After the concept for the station came about in 2004-2005, the station first broadcast via a Restricted Service Licence in May 2007. Subsequently, it would complete eleven other short term broadcasts, during which planning for a full-time application began.

Having submitted a 27-page application on 13 Feb 2012, it was announced on 20 July of the same year that it had been awarded a community radio licence for full-time broadcasting The RSL broadcasts continued while preparation for the full-time licence began

The full-time launch was originally planned for 17 Jul 2014, but was delayed when a £436,000 grant was made available to Healthy n Happy (their parent organisation), to refurbish their base in the former church hall at 18 Farmeloan Road, Rutherglen. As a result, they launched eight months later than planned from temporary accommodation in Unit 10 of the next-door Aspire Building.

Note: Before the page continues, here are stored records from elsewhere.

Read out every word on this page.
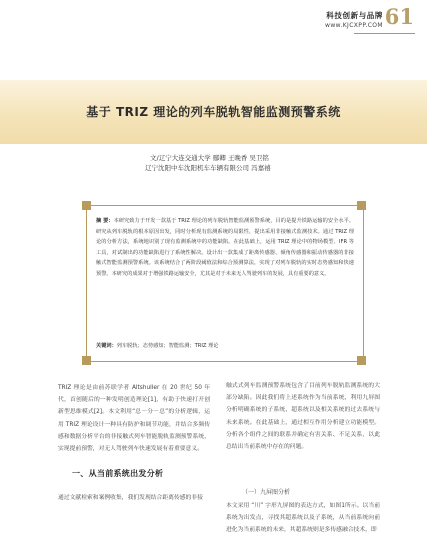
科技创新与品牌
www.KJCXPP.COM 61
基于 TRIZ 理论的列车脱轨智能监测预警系统
文/辽宁大连交通大学 鄢卿 王晚香 吴卫铭
辽宁沈阳中车沈阳机车车辆有限公司 冯嘉禧
摘 要：本研究致力于开发一款基于 TRIZ 理论的列车脱轨智能监测预警系统，目的是提升铁路运输的安全水平。研究从列车脱轨的根本原因出发，同时分析现有监测系统的局限性，提出采用非接触式监测技术。通过 TRIZ 理论的分析方法，系统地识别了现有监测系统中的功能缺陷。在此基础上，运用 TRIZ 理论中的物场模型、IFR 等工具，对试制出的功能缺陷进行了系统性解决。设计出一款集成了距离传感器、倾角传感器和振动传感器的非接触式智能监测预警系统。该系统结合了两阶段阈值法和综合预测算法，实现了对列车脱轨的实时态势感知和快速预警。本研究的成果对于增强铁路运输安全，尤其是对于未来无人驾驶列车的发展，具有重要的意义。
关键词：列车脱轨；态势感知；智能监测；TRIZ 理论
TRIZ 理论是由前苏联学者 Altshuller 在 20 世纪 50 年代，首创随后的一种发明创造理论[1]，有助于快速打开创新型思维模式[2]。本文利用“总－分－总”的分析逻辑，运用 TRIZ 理论设计一种具有防护和调节功能，并结合多频传感和数据分析平台的非接触式列车智能脱轨监测预警系统，实现提前预警，对无人驾驶列车快速发展有着重要意义。
一、从当前系统出发分析
通过文献检索和案例收集，我们发现结合距离传感的非接
触式式列车监测预警系统包含了目前列车脱轨监测系统的大部分缺陷。因此我们将上述系统作为当前系统，利用九屏图分析明确系统的子系统、超系统以及相关系统的过去系统与未来系统。在此基础上，通过相互作用分析建立功能模型。分析各个组件之间的联系并确定有害关系、不足关系，以此总结出当前系统中存在的问题。
（一）九屏图分析
本文采用 “川” 字形九屏图的表达方式，如图1所示。以当前系统为出发点，寻找其超系统以及子系统，从当前系统向前进化为当前系统的未来，其超系统则是多传感融合技术，即
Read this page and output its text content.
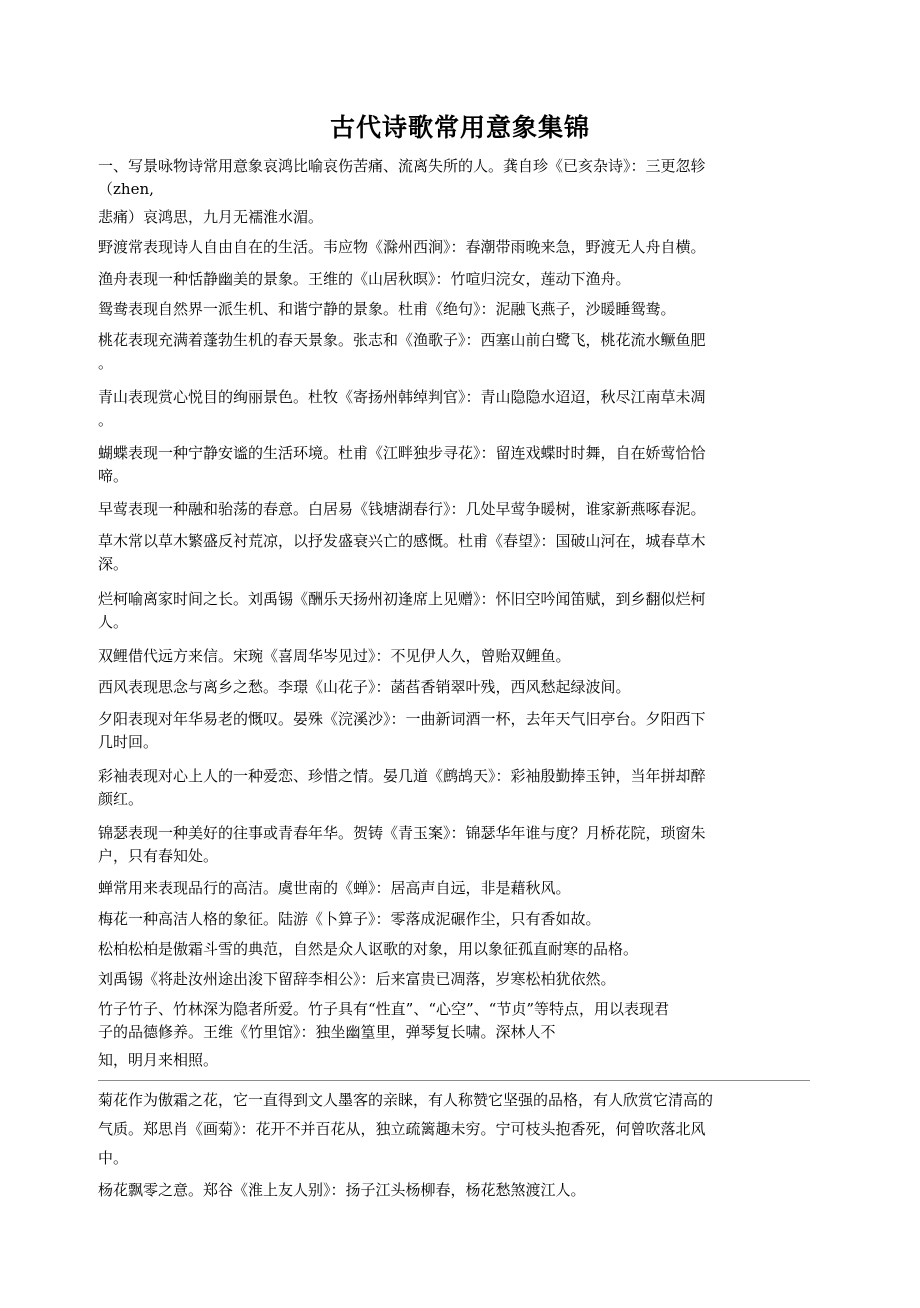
古代诗歌常用意象集锦
一、写景咏物诗常用意象哀鸿比喻哀伤苦痛、流离失所的人。龚自珍《已亥杂诗》：三更忽轸
（zhen,
悲痛）哀鸿思，九月无襦淮水湄。
野渡常表现诗人自由自在的生活。韦应物《滁州西涧》：春潮带雨晚来急，野渡无人舟自横。
渔舟表现一种恬静幽美的景象。王维的《山居秋暝》：竹喧归浣女，莲动下渔舟。
鸳鸯表现自然界一派生机、和谐宁静的景象。杜甫《绝句》：泥融飞燕子，沙暖睡鸳鸯。
桃花表现充满着蓬勃生机的春天景象。张志和《渔歌子》：西塞山前白鹭飞，桃花流水鳜鱼肥
。
青山表现赏心悦目的绚丽景色。杜牧《寄扬州韩绰判官》：青山隐隐水迢迢，秋尽江南草未凋
。
蝴蝶表现一种宁静安谧的生活环境。杜甫《江畔独步寻花》：留连戏蝶时时舞，自在娇莺恰恰
啼。
早莺表现一种融和骀荡的春意。白居易《钱塘湖春行》：几处早莺争暖树，谁家新燕啄春泥。
草木常以草木繁盛反衬荒凉，以抒发盛衰兴亡的感慨。杜甫《春望》：国破山河在，城春草木
深。
烂柯喻离家时间之长。刘禹锡《酬乐天扬州初逢席上见赠》：怀旧空吟闻笛赋，到乡翻似烂柯
人。
双鲤借代远方来信。宋琬《喜周华岑见过》：不见伊人久，曾贻双鲤鱼。
西风表现思念与离乡之愁。李璟《山花子》：菡萏香销翠叶残，西风愁起绿波间。
夕阳表现对年华易老的慨叹。晏殊《浣溪沙》：一曲新词酒一杯，去年天气旧亭台。夕阳西下
几时回。
彩袖表现对心上人的一种爱恋、珍惜之情。晏几道《鹧鸪天》：彩袖殷勤捧玉钟，当年拼却醉
颜红。
锦瑟表现一种美好的往事或青春年华。贺铸《青玉案》：锦瑟华年谁与度？月桥花院，琐窗朱
户，只有春知处。
蝉常用来表现品行的高洁。虞世南的《蝉》：居高声自远，非是藉秋风。
梅花一种高洁人格的象征。陆游《卜算子》：零落成泥碾作尘，只有香如故。
松柏松柏是傲霜斗雪的典范，自然是众人讴歌的对象，用以象征孤直耐寒的品格。
刘禹锡《将赴汝州途出浚下留辞李相公》：后来富贵已凋落，岁寒松柏犹依然。
竹子竹子、竹林深为隐者所爱。竹子具有“性直”、“心空”、“节贞”等特点，用以表现君
子的品德修养。王维《竹里馆》：独坐幽篁里，弹琴复长啸。深林人不
知，明月来相照。
菊花作为傲霜之花，它一直得到文人墨客的亲睐，有人称赞它坚强的品格，有人欣赏它清高的
气质。郑思肖《画菊》：花开不并百花从，独立疏篱趣未穷。宁可枝头抱香死，何曾吹落北风
中。
杨花飘零之意。郑谷《淮上友人别》：扬子江头杨柳春，杨花愁煞渡江人。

The refurbishment of "Number 18" as a community hub including purpose-built studios was completed later than scheduled, and they ultimately took possession of their permanent home on the second floor of Number 18 on 7 Sep 2015, and began broadcast from there five days later. Upon the formal opening of the building on 9 Oct 2015, the launch party featuring local bands was broadcast live on CamGlen

==Programming==
Based within the coverage area, CamGlen's licence requires daytime output typically comprising a 3:1 music/speech mix, with a varied musical output in the evenings. 90% of output must be locally produced, and the station must broadcast locally-produced output for a minimum of thirteen hours a day, of which eight hours must be original, non-repeat content.